My undergrad was spent in a lab, so most of my academic efforts were usually exported in the form of lab reports. Citations were never required (or useful) for those types of papers. When I began my MLIS in January 2008, I realized that I would need some help with my papers, particularly when it came to citation management. During my first week of school, I took a tour of the university library and was told about RefWorks, to which the university had a site-wide license. I don’t know how I would have got through my first term without it.
It is only now, after two terms of school, that I have been made aware of an open source alternative: Zotero. It’s available as a Firefox plugin and has taken a very different approach to citation management. While the current version has some disadvantages in comparison with RefWorks (notably: your data is stored on your local machine, and therefore inaccessible from other computers), they should be addressed by the time I head back to school in January.
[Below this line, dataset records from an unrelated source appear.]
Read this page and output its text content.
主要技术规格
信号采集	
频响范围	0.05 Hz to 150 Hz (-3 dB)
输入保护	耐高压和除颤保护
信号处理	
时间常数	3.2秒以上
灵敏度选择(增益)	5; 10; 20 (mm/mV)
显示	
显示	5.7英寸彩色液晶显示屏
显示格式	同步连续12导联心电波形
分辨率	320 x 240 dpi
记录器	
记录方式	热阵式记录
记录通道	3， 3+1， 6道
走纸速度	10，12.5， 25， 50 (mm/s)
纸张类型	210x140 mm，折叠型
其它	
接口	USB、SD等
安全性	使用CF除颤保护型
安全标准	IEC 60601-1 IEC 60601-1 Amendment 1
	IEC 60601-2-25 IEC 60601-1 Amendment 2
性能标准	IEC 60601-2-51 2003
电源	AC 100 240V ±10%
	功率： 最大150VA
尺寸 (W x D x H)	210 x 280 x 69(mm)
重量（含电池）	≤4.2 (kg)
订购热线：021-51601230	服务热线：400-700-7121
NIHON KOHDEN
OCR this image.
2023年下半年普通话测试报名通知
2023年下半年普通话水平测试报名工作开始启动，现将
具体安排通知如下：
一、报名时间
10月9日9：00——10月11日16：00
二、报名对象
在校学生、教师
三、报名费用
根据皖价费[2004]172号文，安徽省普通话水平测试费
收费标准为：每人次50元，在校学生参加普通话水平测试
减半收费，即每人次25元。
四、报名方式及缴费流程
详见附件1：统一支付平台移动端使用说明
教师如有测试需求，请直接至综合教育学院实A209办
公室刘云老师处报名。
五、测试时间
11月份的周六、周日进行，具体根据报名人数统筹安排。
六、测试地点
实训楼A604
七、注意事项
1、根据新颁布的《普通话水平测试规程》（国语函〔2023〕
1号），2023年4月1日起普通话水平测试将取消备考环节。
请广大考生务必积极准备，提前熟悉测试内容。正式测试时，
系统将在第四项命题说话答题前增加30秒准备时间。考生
What follows is a brief list which I drew up of the pros and cons of Zotero when comparing it to my previous experience with RefWorks. Something tells me that by the time I head back to school in January 2009, Zotero will replace RefWorks as my citation manager.
Good stuff about Zotero:
- Your citations are stored locally in an open source client and accessible without a fee. In contrast, when I leave the University of Western Ontario in April 2009, my access to RefWorks will cease and my citation data stored in their service will be have to be exported and downloaded if I wish to keep it.
- It’s nice to be able to store a copy of the document alongside the citation data.
- The client is free and has a wide support for various websites and catalogues.
- Being a successful open source project, it seems to have a rapid rate of feature development and improvement.
- It was built from the ground-up to be able to grab just about any document online (this functionality in RefWorks seems to have been added much more recently).
- With Zotero, the same citation can be present in multiple “Folders”. In RefWorks, I believe a citation can only exist in one “Folder” at a time, so duplicates need to be uploaded/created if the same work is to be cited in more than one of your papers (if I recall correctly).
- Zotero can append “sticky notes” and tags to documents/citations, which I don’t remember seeing in RefWorks.
- Zotero fully supports citation data from Endnote.
- The user’s citation data is tied to one computer. I know they were promoting “portable Firefox” on a USB key but that’s a really awkward solution. However, Zotero’s new Sync service, which is more RefWorks-like (data is stored remotely and is accessible from anywhere), will address this in their next version. We didn’t get a clear answer as to how much the Sync service would cost, so that’s something that needs to be determined.
- It only works in Firefox. As a Linux-using open source guy, this limitation doesn’t affect me. However, I understand that IE (or even Chrome) users won’t share my point of view.
- Lacks the ability to create RSS feeds like RefWorks. I’m not sure if this is a planned feature of Zotero’s Sync service (if so, it hasn’t been mentioned).
Where both look good:
- Plugins for Word and Open Office look great for both RefWorks and Zotero. This is an impressive feature in both of the products, and I’m pleased that each of them support Open Office.
Briefly, it seems to me that Zotero is still catching up a little but it’s doing so at a very fast rate. Once release 1.5 and the Sync service hits, I’ll see no reason to keep my citation data locked away on RefWorks’ servers.